Su gato Theo se hallaba atrapado entre los
leños por las inclemencias de la naturaleza. Había querido cazar un ratón y
quedó en medio de su fiebre y la burla del roedor que huyó con toda soltura.
‒Niña, enfermaréis de frío. ¡Entrad a la casa!
Los pocillos eran cinco.
‒El té ya está. ¿Lo sirvo? ‒preguntó
Rosalie.
Su voz se dirigía a Antoine que acaba de
llegar del trabajo.
‒Todavía no, esperad un rato. Es que en
segundos llegará mi madre.
‒Oh… ‒dijo Rosalie incómoda.
‒¿A qué viene Lisa? ¿Se quedará a cenar?
‒No creo ‒contestó Celine por lo bajo.
‒Supongo que sí.
‒¿Por qué no me lo dijisteis? ¡Todo a
último momento! No puedo sola.
‒¡Rosalie! ‒gritó Celine‒. ¡La abuela Lisa!
La anciana, parada en el pórtico, tocaba
la campanilla de entrada. Tenía una manteleta de lana, mitones negros y un
sombrero con plumas que envolvía sus rulos brumosos.
‒¿Sois sorda o qué…? ‒le gritó a Rosalie con
su acostumbrado mal genio.
‒Disculpad Lisa, no sabía que vendríais
hoy. Su hijo no dijo nada, de lo contrario hubiera estado preparada. Tengo que
inventar algo para cenar. ¿Comprendéis?
Lisa se echó para atrás en el sillón y su
nuca encontró lo que esperaba: la mano cálida de Antoine que, como siempre, le
acarició el pelo.
‒¡Qué gozo que estéis aquí, madre! ¿Cómo
os fue en el viaje?
‒Bien. Deseaba llegar. El tiempo es
tirano. Quiero venir y nunca encuentro la oportunidad justa ‒comentó Lisa
retirando los guantes de la mesita para tomar el té.
‒Podéis hacerlo cuando queráis, vives
sola. No necesitáis regresar rápido para atender a nadie.
‒Tengo mis perros. ¿Te olvidáis?
‒Claro Lebi y Renzo. ¿Cómo están esos dos
callejeros?
‒Divinos, os amo. Se quedaron con Paz que
les lleva comida y los vigila cada media hora porque son muy dañinos.
Alexandre entró a toda prisa y, sin ver a
la Lisa, se fue a su habitación.
‒Eh… ¡Alexandre! ‒gritó su padre.
‒Dejadlo, no importa. Está en una edad
difícil como todos los jóvenes que no quieren ver a los ancianos. Ni
saludarlos. Los consideran estorbos; una carga que no les importa sostener
porque piensan que nunca llegarán a viejos. Triste realidad. Nos estamos
quedando cada vez más solos. Es lamentable llegar a la casa y no tener con
quien hablar.
‒¿Queréis venir a vivir acá con nosotros?
‒¡No! ‒respondió Rosalie mientras cubría la
mesa con un mantel blanco bordado por Lisa en su homenaje‒. Bueno, es que no
tenemos lugar y con la niña hay demasiada confusión.
‒No, hija, nunca se me ocurriría venir a
esta casa. Adoro la libertad.
Celine, desde un ángulo, con un caballito de madera en brazos, la miraba fijo con demasiada atención. Se habían quedado solas porque Antoine y Rosalie habían ido a buscar mercaderías al desván. La abuela Lisa estaba distraída con su taza de té y Celine seguía con sus ojos clavados en aquel cuerpo voluminoso y frágil envuelto en pelos de gato.

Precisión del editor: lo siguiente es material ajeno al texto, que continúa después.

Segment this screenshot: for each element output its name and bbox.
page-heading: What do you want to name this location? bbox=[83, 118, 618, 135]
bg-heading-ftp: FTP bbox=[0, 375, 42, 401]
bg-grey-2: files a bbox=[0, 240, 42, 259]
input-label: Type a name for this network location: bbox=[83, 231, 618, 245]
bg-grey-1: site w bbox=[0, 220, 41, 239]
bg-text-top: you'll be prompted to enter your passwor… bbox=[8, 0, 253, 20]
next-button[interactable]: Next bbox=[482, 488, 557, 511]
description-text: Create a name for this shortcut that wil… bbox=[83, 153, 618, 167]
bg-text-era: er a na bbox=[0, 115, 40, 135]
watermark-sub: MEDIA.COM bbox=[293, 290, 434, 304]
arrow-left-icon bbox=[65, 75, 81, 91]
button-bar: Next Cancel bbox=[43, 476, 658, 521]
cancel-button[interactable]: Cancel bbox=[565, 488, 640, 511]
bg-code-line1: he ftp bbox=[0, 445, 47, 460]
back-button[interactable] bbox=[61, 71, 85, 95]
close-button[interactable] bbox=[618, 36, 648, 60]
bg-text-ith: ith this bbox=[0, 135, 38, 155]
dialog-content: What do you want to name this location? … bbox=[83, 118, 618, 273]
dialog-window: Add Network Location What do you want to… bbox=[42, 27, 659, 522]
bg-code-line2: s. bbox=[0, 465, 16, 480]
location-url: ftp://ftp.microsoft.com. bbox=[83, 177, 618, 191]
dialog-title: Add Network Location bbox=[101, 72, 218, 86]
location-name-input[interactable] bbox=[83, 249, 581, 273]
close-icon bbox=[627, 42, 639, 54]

De repente, Lisa comenzó a toser y a
respirar con dificultad. Al rato, cayó bruscamente y se golpeó la cabeza con la
mesita de nogal. En medio de la laguna de sangre, la octogenaria todavía respiraba.
Celine, imperturbable, la miraba. No lloraba, no gritaba, no pensaba… Sus ojos
lo decían todo.
‒¡No! ‒gritó Antoine‒. ¿Qué pasó?
‒Se quiso ir la abuela Lisa ‒contestó
Celine con indiferencia. Es que vino a despedirse de papá.
‒Hay que llamar al médico.
‒Ya está ‒volvió a decir Celine‒. Cuando
alguien muere no queda nada por hacer. Todo lo demás es superfluo y absurdo,
innecesario. A las personas hay que quererlas en vida. Cuando regresan, después
de mucho tiempo de ausencia, es para decir adiós. La abuela Lisa era buena,
¿no? Yo la quería. Pienso que se quiso despedir de mí por eso vino hoy.
‒¡Basta! ‒contestó Antoine destruido por la
congoja de haber perdido a su madre de un momento para el otro sin explicación
alguna. ¡Qué absurdo! No podía aceptarlo.